Good question!  There are thousands of varieties of credit card available in a rainbow of colors and “metals” (even platinum!)  So, I don’t have the name of a card I’d recommend right off the top of my head.  I do, however, have a method I use for finding a good credit card.  I just work down these easy steps until I find one that matches what I’m looking for:

  1. Check local credit unions.  Credit unions frequently have exceptional deals on banking costs across the board.  Their car and credit card loan rates are generally very low, their checking and saving account rates are generally higher than average, and their service is usually top-notch.  I would suggest that your daughter look online for local credit union, and then visit them in person.  I would also remind her that credit unions require membership to join, and that she needs to meet the membership requirements.  I’ve seen requirements be very strict, or as loose as “be a resident of the state,” so she may have to try a couple before she finds one she likes.  If that doesn’t work, then I suggest she…
  2. Check local banks.  Sometimes small, local banks have good deals, too.  They have to compete with credit unions (which are not-for-profit) and the bigger regional and national banks (which are very much for-profit.)  Unless you have a specific need for a national bank that can’t be met by a smaller institution, I’d suggest the smaller bank.  I use a small bank that only serves Little Rock, and have been very pleased so far.  If you still aren’t finding what you need (seriously?), then you could also…

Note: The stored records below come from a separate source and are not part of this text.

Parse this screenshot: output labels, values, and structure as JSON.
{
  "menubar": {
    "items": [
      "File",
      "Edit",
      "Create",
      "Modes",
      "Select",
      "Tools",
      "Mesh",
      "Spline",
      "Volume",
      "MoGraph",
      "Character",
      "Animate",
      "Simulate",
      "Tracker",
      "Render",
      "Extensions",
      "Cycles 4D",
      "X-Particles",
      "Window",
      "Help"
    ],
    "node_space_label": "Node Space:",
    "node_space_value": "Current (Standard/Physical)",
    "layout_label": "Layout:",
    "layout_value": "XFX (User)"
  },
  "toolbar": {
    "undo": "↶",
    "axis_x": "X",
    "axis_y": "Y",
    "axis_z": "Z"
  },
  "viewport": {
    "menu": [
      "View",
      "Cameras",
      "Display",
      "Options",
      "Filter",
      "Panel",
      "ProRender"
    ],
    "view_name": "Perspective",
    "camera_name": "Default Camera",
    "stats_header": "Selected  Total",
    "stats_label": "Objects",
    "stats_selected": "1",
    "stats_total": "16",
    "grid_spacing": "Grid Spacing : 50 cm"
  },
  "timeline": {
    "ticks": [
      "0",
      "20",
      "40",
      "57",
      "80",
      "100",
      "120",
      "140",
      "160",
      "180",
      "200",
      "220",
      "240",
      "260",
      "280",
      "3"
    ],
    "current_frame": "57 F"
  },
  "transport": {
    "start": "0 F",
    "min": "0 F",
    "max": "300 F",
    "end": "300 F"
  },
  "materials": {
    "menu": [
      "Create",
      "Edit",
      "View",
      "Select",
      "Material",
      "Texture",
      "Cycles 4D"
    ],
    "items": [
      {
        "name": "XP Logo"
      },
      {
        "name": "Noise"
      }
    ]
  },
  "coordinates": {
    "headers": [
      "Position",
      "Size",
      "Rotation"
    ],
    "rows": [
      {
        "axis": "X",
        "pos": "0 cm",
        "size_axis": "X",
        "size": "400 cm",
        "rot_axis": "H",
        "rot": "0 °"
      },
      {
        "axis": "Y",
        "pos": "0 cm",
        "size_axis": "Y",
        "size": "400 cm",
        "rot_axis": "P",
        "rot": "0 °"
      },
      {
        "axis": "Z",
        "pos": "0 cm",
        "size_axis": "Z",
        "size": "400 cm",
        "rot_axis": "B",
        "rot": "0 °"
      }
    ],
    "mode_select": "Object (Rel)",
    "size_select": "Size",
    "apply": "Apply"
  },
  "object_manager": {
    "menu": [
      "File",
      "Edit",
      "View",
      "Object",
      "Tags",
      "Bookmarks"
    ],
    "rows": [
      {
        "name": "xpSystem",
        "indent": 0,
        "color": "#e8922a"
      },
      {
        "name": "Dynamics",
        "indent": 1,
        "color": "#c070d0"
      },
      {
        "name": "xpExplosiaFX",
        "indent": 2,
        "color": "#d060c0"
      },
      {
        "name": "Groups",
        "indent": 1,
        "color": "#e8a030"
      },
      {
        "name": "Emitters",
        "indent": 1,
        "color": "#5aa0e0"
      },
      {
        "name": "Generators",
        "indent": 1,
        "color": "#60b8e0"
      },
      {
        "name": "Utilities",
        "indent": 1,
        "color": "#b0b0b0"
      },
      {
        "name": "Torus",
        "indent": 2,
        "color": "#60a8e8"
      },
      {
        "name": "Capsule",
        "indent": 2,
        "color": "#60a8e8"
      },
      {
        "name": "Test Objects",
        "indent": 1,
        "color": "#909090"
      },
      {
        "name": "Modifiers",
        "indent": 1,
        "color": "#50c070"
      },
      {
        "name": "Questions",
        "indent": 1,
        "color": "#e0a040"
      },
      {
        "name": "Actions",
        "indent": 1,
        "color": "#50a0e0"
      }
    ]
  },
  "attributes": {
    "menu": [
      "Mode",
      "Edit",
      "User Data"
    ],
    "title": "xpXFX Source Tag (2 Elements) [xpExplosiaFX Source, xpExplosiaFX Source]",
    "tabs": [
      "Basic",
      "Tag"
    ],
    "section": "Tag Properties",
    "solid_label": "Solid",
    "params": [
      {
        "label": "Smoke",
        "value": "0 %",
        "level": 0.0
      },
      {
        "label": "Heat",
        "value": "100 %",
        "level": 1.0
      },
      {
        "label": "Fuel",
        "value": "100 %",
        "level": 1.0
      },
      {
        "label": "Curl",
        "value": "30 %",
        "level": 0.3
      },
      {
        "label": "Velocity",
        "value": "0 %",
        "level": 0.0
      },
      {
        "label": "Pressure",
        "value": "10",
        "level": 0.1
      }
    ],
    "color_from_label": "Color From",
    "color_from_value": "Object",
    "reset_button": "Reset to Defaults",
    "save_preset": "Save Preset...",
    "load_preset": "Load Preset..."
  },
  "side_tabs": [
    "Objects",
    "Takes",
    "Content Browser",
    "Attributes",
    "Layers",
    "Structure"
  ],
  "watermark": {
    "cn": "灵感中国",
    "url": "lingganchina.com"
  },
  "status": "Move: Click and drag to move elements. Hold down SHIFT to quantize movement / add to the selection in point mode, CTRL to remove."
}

  3. Search a national database of credit cards.  If you go to Bankrate.com, you can find a handy credit card comparison tool that will help you filter card offers by the type of card, rates, fees and other terms.  The cards are pretty competitive amongst themselves, but I’ve reliably found better deals with local establishments.  This would be the last good place I’d look.

I’d also suggest you take the time to talk to your daughter about the risks of using credit cards, and the importance of paying them on time and paying down the balance quickly.  They’re a financial tool that has backfired for many, many users.  You don’t want her to be one of those unfortunate people.